Sports

Everyday Outdoors: Bucks I have known, Part VIII

This is the latest in a multi-part series of columns about memorable deer that stand out from decades of whitetail hunting.

Thread the Needle Buck

The year was 1983. It was opening day of West Virginia deer firearms season. I was perched in a favorite tree in a remote area of a friend’s property between the town of Paw Paw, and the old railroad community of Magnolia, in the west end of Morgan County.

Several shots rang out on the neighboring property across the hollow from me. A group of about a dozen deer came spilling over the ridge across and slightly up the hollow from me. Just off to the side of the large group of deer, on a parallel trail, slightly lower on the hillside, I spotted two more deer. Checking with my binoculars, I could see that they were both nice bucks.

By that time, most of the deer were far enough down the ridge that they were being obscured by the treetops between them and I. The two bucks were directly behind a lone pine tree that was growing on the ridge primarily covered in oaks.

I had estimated the pine at about 350 yards but did not have a range finder. A few years later, when we got our first range finders, that estimate proved to be spot on. I was shooting my brother’s 788 Remington in 6mm. This rifle was very accurate.  I was using handloads that I had carefully concocted and had spent a lot of time practicing out to 500 yards and used for groundhog hunting the previous summer.

The scope was an older model Weaver, with a plain crosshair reticle, with no reference for holding over. We simply practiced “Kentucky Windage.” By sighting in slightly high at 100 yards with this flat-shooting cartridge, we were able to hold dead on a deer’s shoulder, or a standing groundhog, out to about 275 yards. Beyond that distance, we needed to hold progressively higher as the distance increased.

The author with the Thread the Needle Buck.

As the bucks paused behind the lone pine tree, I could see the left front shoulder on one of them perfectly framed between two horizontal limbs. I knew the bullet would be impacting slightly low at that distance, so I held as steady as I could right on the higher of the two limbs. The bullet dropped slightly and “threaded the needle” between the two limbs, hitting the buck right in the shoulder and putting him down on the spot. It was a classic case of preparation meeting opportunity. As a young hunter and shooter, I was thrilled with the results.

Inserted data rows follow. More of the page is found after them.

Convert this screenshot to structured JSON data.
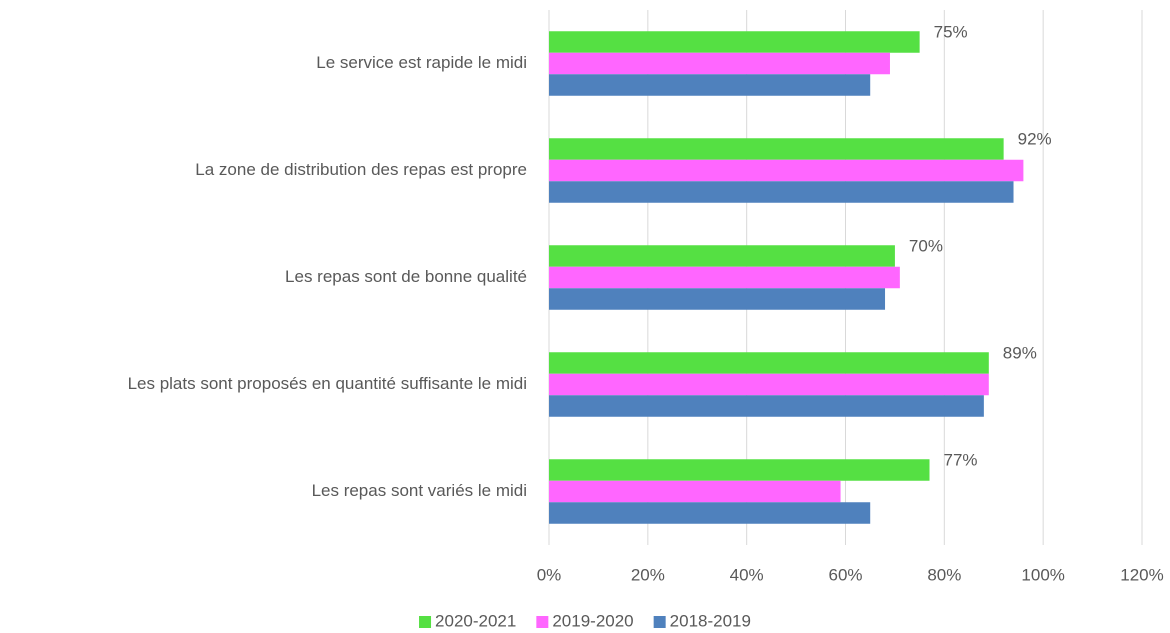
{
  "chart_data": {
    "type": "bar",
    "orientation": "horizontal",
    "categories": [
      "Le service est rapide le midi",
      "La zone de distribution des repas est propre",
      "Les repas sont de bonne qualité",
      "Les plats sont proposés en quantité suffisante le midi",
      "Les repas sont variés le midi"
    ],
    "series": [
      {
        "name": "2020-2021",
        "color": "#55e043",
        "values": [
          75,
          92,
          70,
          89,
          77
        ],
        "value_labels": [
          "75%",
          "92%",
          "70%",
          "89%",
          "77%"
        ]
      },
      {
        "name": "2019-2020",
        "color": "#ff66ff",
        "values": [
          69,
          96,
          71,
          89,
          59
        ]
      },
      {
        "name": "2018-2019",
        "color": "#4f81bd",
        "values": [
          65,
          94,
          68,
          88,
          65
        ]
      }
    ],
    "xlim": [
      0,
      120
    ],
    "xticks": [
      {
        "value": 0,
        "label": "0%"
      },
      {
        "value": 20,
        "label": "20%"
      },
      {
        "value": 40,
        "label": "40%"
      },
      {
        "value": 60,
        "label": "60%"
      },
      {
        "value": 80,
        "label": "80%"
      },
      {
        "value": 100,
        "label": "100%"
      },
      {
        "value": 120,
        "label": "120%"
      }
    ],
    "grid": true,
    "legend": "bottom"
  }
}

When I climbed over to recover that buck, I noticed that his left beam was a very typical antler, with five nice, even points. The right beam was three long twisted points that grew out at odd angles. I then discovered the buck had an old injury to his left front leg, which had healed. His knee was a big mass of cartilage. This was the first time I had ever seen the phenomenon of an injury to a deer’s front leg causing abnormal antler growth on the opposite side. I have seen it several times since then.

I was really happy to take such a unique buck and make such a difficult shot under field conditions. I will always think of him as the Thread the Needle Buck.

Wade Shambaugh has lived in Morgan County his whole life and is a lifelong outdoorsman.